In this talk, Mark Reimers will try to frame the question in the context of evolution and show that the propensity for delusions is both a bug and a feature of the human mind — both a critical weakness and a crucial part of our success as a species. He will present what evidence we have so far about the neuroscience and social psychology of dogmatic beliefs and group delusions. Delusions are not really like honest mistakes in reasoning; shared delusions often hold important social meaning for people and are resistant to reasoning. He’ll discuss the recent neuroscientific evidence that suggests some mechanisms for these observations, and some recent quantitative research in social psychology confirming them.
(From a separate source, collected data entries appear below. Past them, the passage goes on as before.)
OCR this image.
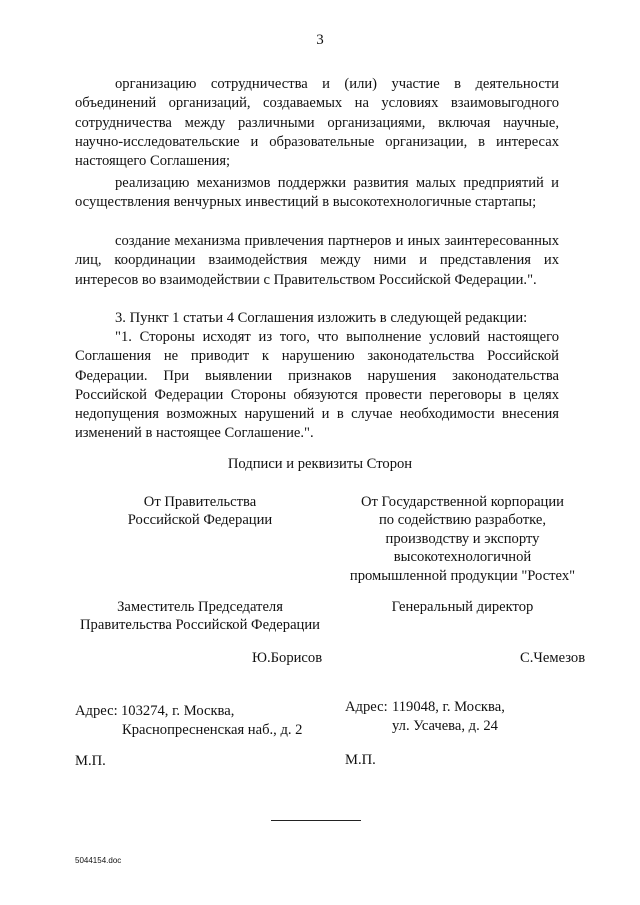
3
организацию сотрудничества и (или) участие в деятельности объединений организаций, создаваемых на условиях взаимовыгодного сотрудничества между различными организациями, включая научные, научно-исследовательские и образовательные организации, в интересах настоящего Соглашения;
реализацию механизмов поддержки развития малых предприятий и осуществления венчурных инвестиций в высокотехнологичные стартапы;
создание механизма привлечения партнеров и иных заинтересованных лиц, координации взаимодействия между ними и представления их интересов во взаимодействии с Правительством Российской Федерации.".
3. Пункт 1 статьи 4 Соглашения изложить в следующей редакции:
"1. Стороны исходят из того, что выполнение условий настоящего Соглашения не приводит к нарушению законодательства Российской Федерации. При выявлении признаков нарушения законодательства Российской Федерации Стороны обязуются провести переговоры в целях недопущения возможных нарушений и в случае необходимости внесения изменений в настоящее Соглашение.".
Подписи и реквизиты Сторон
От Правительства
Российской Федерации
Заместитель Председателя
Правительства Российской Федерации
Ю.Борисов
Адрес: 103274, г. Москва,
Краснопресненская наб., д. 2
М.П.
От Государственной корпорации
по содействию разработке,
производству и экспорту
высокотехнологичной
промышленной продукции "Ростех"
Генеральный директор
С.Чемезов
Адрес: 119048, г. Москва,
ул. Усачева, д. 24
М.П.
5044154.doc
We will consider the spectrum of delusions: from the garden-variety delusions that many of us hold about romantic partners or events in our life history through the obsessive fantasies of cults and political extremists through to the morbid delusions of the recognizably psychotic. Finally Mark will discuss evidence-based strategies for engaging people in conversations about such issues in these difficult times.
Mark Reimers is an associate professor in the neuroscience program at Michigan State University where he integrates statistical analysis with neuroscience theory in order to interpret the very large data sets now being generated in neuroscience, especially from the technologies developed by the BRAIN initiative. He graduated from the University of Toronto and the University of British Columbia and previously held appointments at the National Institutes of Health, Karolinska Institute in Sweden, and Virginia Commonwealth University.